According to him, the system is already killing agency banking, popularly known as PoS, which he pointed out has created employment in different districts across the country.
“Explain to me how PoS operators will operate in this era where people don’t like going to the bank anymore,” he said.
Speaking to The Punch, the national president of the association, Victor Olojo told The PUNCH that, “This news is just breaking and a lot of PoS agents are already complaining bitterly. Some are calling for protests as this policy, which limits PoS transactions to N20,000, sends them out of business. Hence they have to return to their villages.”

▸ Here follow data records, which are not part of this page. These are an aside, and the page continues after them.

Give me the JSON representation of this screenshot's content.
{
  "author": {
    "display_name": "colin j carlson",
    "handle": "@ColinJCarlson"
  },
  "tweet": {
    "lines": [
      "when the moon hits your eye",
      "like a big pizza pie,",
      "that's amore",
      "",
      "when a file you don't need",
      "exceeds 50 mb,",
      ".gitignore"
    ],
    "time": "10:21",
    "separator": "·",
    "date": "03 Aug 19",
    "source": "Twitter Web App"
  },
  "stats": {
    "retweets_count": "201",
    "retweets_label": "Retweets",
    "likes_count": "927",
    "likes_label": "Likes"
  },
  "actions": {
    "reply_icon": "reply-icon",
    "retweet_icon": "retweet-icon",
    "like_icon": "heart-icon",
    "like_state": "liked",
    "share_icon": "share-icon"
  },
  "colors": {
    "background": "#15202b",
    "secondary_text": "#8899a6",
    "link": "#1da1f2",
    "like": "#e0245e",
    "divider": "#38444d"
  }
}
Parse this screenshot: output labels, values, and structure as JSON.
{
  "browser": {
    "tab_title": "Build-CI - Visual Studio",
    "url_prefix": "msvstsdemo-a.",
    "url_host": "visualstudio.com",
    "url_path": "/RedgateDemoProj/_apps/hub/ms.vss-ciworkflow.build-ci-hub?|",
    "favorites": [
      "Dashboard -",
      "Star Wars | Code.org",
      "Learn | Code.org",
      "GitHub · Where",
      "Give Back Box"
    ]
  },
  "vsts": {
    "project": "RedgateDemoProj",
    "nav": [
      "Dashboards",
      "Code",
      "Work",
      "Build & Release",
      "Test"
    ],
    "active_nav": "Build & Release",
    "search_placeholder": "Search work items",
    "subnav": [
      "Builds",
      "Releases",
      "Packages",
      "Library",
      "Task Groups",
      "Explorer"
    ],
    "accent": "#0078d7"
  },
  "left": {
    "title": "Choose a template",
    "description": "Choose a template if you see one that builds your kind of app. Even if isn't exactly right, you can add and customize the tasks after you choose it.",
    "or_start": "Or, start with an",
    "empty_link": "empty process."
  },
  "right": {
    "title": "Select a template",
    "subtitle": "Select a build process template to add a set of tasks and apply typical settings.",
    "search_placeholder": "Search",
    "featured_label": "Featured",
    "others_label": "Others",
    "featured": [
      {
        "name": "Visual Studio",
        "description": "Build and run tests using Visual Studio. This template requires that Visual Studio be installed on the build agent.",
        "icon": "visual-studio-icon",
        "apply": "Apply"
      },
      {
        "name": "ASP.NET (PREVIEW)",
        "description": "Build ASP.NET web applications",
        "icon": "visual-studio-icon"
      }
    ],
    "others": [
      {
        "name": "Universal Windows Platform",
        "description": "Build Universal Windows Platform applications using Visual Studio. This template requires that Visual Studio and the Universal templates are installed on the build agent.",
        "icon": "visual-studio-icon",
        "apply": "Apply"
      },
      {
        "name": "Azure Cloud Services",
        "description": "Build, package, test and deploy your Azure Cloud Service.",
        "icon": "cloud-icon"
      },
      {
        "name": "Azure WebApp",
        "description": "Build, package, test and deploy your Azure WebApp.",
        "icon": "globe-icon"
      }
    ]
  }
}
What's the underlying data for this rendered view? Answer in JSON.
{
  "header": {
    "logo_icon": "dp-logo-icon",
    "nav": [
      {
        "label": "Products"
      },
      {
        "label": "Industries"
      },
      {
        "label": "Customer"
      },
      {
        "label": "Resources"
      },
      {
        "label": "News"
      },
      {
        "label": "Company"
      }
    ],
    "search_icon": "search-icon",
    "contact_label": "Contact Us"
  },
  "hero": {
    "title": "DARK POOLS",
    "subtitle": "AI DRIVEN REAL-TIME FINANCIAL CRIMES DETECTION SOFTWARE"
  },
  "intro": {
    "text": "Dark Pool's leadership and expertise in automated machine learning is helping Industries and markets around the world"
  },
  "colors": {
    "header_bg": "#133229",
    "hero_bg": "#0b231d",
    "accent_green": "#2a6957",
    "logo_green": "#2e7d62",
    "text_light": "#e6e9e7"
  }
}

“Nigerians should brace up, as this is a challenge that CBN is putting out to Nigerians to embrace technology. However, the difficulty would be felt as we still have a lot of transactions done with cash, especially those that are below the pyramid such as the market women and men who are petty traders, because this in essence means that once a bag of rice or flour is to be bought, which is above N20,000, it has to be via e-banking. Looking at it, how many of these people are technology-savvy?
“The CBN wants to achieve an agenda which is not exactly bad. However, a longer notice should have been given to those at the bottom of the pyramid. I believe that, eventually, the adoption would scale and people would have to get acquainted irrespective of the difficulty, embracing it in the long run.
“However, it is still very difficult because the technological infrastructure is still not there yet, and there are those who have had bad experiences with technology as well. The implication of this policy would slow down a lot and affect a lot of things, particularly those earning more than N20,000 daily.”